Dia tinggalkan itu menuju keridhaan Allah dan kemenangan penuh izzah di hadapan
Allah.
Musa keluar dari al-Hamra’. Ia langsung mengendarai kudanya,
menghunuskan pedangnya. Menggerakkan muslimin yang masih siap berjihad.
Menghadapi pasukan Kristen yang sudah berniat menguasai Granada. Ia terus
berperang, hingga akhirnya Musa seorang diri harus berhadapan dengan 15 tentara
Kristen. Musa berhasil membunuh sebagian besar tentara itu. Tapi akhirnya ia
gugur sebagai syahid.
Rahimakallah ya mujahid…
Dialog Sepanjang Zaman
Dialog antara para dai mujahid dengan oportunis akan terjadi di
sepanjang zaman. Sikap yang menunjukkan siapa kita sebenarnya. Sikap yang
menentukan kita ada di barisan siapa. Penentuannya sering terbukti pada dua
suasana: suasana genting atau justru sebaliknya; suasana banyak harta dan
kesempatan.
Kisah penutupan Andalus adalah gabungan antara dua suasana.

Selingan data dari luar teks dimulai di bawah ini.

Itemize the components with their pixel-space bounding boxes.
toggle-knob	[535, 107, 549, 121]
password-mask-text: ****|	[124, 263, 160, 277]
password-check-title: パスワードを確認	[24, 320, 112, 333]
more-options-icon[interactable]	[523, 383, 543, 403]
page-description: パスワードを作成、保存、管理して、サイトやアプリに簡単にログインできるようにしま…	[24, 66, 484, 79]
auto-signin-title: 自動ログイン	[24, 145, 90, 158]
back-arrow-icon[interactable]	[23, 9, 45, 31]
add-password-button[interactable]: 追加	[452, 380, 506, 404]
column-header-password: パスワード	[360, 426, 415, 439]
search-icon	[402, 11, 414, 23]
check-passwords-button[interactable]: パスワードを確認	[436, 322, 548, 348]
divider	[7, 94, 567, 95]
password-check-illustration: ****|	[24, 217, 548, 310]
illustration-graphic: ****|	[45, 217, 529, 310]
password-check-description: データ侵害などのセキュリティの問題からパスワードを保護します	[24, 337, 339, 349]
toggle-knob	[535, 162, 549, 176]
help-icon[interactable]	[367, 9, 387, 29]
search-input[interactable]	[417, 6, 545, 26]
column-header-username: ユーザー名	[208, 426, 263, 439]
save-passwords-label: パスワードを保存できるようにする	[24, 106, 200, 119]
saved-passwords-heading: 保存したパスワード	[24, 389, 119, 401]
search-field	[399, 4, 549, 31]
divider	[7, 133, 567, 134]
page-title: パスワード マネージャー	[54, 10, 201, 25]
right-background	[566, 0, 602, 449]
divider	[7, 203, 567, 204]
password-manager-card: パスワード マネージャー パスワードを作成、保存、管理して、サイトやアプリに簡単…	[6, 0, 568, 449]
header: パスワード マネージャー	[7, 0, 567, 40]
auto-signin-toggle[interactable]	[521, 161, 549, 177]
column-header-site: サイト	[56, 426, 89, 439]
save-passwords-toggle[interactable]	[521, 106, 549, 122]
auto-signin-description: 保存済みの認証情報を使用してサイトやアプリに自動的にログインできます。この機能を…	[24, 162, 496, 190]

Suasana genting saat musuh mengancam dan saat dunia telah ditawarkan. Dan saat
itulah muncul Musa sang mujahid dan Ibnu Ahmar al-Shaghir sang oportunis.
Tataplah lebih dalam kalimat-kalimat dialog di atas. Hingga
kalimat dialog pun terulang sepanjang zaman. Setidaknya ada tiga alasa dan
dalih para oportunis yang diambil dari pelajaran kisah di atas:
1. Untuk menjaga eksistensi
muslim dan dakwah
2. Untuk
mempertahankan yang kini telah kita miliki
3. Ketidakberdayaan
umat Islam berhadapan dengan musuh
Itu alasan. Sekali lagi dalih saja. Hanya cover. Sebenarnya
adalah penandatanganan penyerahan umat dan dakwah dengan berbagai tawaran
dunia. Walau umat tidak tahu. Walau umat tidak pernah melihat.
Tapi hanya tinggal waktu. Saat sebuah masa tiba, mengungkap
semua hal yang dilakukan para pengkhianat itu. Seperti pengkhianat Ibnu Ahmar
al-Shaghir dan semua antek-anteknya itu dibuka oleh zaman. Dokumen itu masih
diabadikan oleh Kerajaan Kristen dan hari ini masih tersimpan rapi di Madrid
Spanyol. Agar muslimin belajar. Agar sejarah pengkhianatan tak terulang lagi.
Dan selalu, para mujahid sejati memilih hidup mulia atau mati
syahid. Para mujahid tidak akan pernah rela dengan hidup penuh kehinaan. Mereka
akan meraih kemenangan penuh izzah.
Sepanjang zaman selalu hadir mujahid dengan kalimat yang mirip.
Sepanjang zaman selalu hadir mujahid dengan kalimat yang mirip.
“Adapun saya demi Allah tidak akan pernah menyaksikan itu semua!
Saya tidak pernah menerima kehinaan dan saya akan mati dengan cara mulia!!!”
(Musa bin Abi Ghassan)
“Akhi, saya tidak pernah bosan dengan jihad ini. Aku tidak
pernah meletakkan senjata. Jika aku mati, maka telah kuraih syahidku. Dan kamu
akan melanjutkan raih kemenangan mulia.” (Sayyid Quthb).